No change is necessary
  • India’s current doctrine, including its No First Use policy, has facilitated significant international agreements such as the Nuclear Supplier Group (NSG) waiver as part of the Indo-U.S. nuclear deal in 2008.
  • Despite Japan’s strong anti-nuclear stance, India recently secured a nuclear cooperation agreement with Japan, showcasing diplomatic agility and strategic maneuvering.
  • India’s pursuit of NSG membership as a permanent member marks a doctrinal shift, potentially complicating its relations with China, which may seek to delay India’s entry into the group.
  • The No First Use policy enhances deterrence by providing a credible assurance of nuclear retaliation in response to a nuclear first strike, thereby promoting stability in the region.
Change instance will create issues
  • The international standing gained by India through its restrained nuclear posture could be lost if there’s a shift in nuclear doctrine.
  • Such a change would necessitate significant reconfiguration of command and control mechanisms, leading to increased expenditure.
  • There might be an increase in the use of tactical nuclear weapons, mistakenly believing there won’t be a massive retaliation.
  • This could result in portraying South Asia as a nuclear hotspot, inviting foreign interference.
Change is needed 
  • Such an approach unnecessarily kept India on the back foot and on the defensive and made it axiomatic that India would have to face the consequences of a first strike before being able to respond. Moreover, it prevented India from keeping a potential adversary off balance.
  • Despite being party to formulating the no-first use policy in 2003, the time has come to re-examine it. It has been 15 years since we adopted the doctrine, a lot has changed since then
  • There is increasing evidence of Pakistan’s proclivity to use tactical nuclear weapons against India.

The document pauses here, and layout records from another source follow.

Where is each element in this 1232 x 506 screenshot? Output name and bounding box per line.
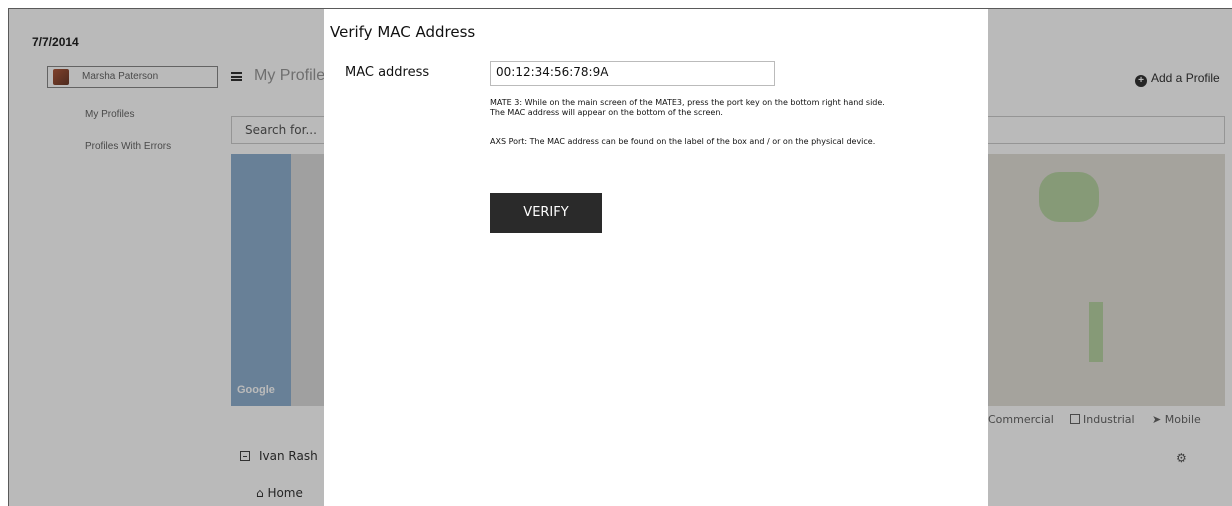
mac-address-field[interactable]: 00:12:34:56:78:9A — [490, 61, 775, 86]
mac-address-label: MAC address — [345, 65, 430, 80]
help-mate3-line1: MATE 3: While on the main screen of the … — [490, 98, 885, 107]
verify-button[interactable]: VERIFY — [490, 193, 602, 233]
verify-mac-dialog: Verify MAC Address MAC address 00:12:34:… — [324, 9, 988, 506]
help-mate3-line2: The MAC address will appear on the botto… — [490, 108, 723, 117]
app-window: 7/7/2014 Marsha Paterson My Profiles Pro… — [8, 8, 1232, 506]
dialog-title: Verify MAC Address — [330, 23, 476, 41]
help-axs: AXS Port: The MAC address can be found o… — [490, 137, 876, 146]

  • In China, there’s a debate between proponents of “minimum deterrence” and advocates for “limited deterrence“.
  • The “limited deterrence” camp supports counterforce operations and expanding nuclear war-fighting capabilities.
  • They argue for a more diverse arsenal to enhance flexibility in nuclear strategy.
  • In India, there are calls to reconsider its No First Use (NFU) policy.
  • Some suggest aligning India’s nuclear doctrine with established Nuclear Weapon States, allowing for nuclear weapon use in sub-nuclear conflicts.

Way forward

  • Periodic affirmations regarding the enhancement and modernization of India’s nuclear arsenal and systems, alongside the development of alternate command structures.
  • A commitment to ensuring that India’s nuclear arsenal will be sufficiently robust to deter all potential adversaries, with a projected scale reaching the mid triple digits.
  • Appointment of a Chief of Defence Staff to streamline military operations and enhance coordination among different branches of the armed forces.
  • Strengthening of the National Technical Research Organization (NTRO) to serve as a proficient apex technical agency, capable of promptly detecting any threats against India and facilitating swift and decisive nuclear retaliation, thereby ensuring deterrence by demonstrating the ability to inflict unacceptable damage on aggressors.

Nuclear testing

To prepare and test advanced thermonuclear weapons designs in a laboratory setting, two crucial steps must be taken. Firstly, the laser inertial confinement fusion facility at the Centre for Advanced Technology in Indore requires urgent refurbishment. Secondly, a dual-axis radiographic hydrodynamic test facility needs to be built.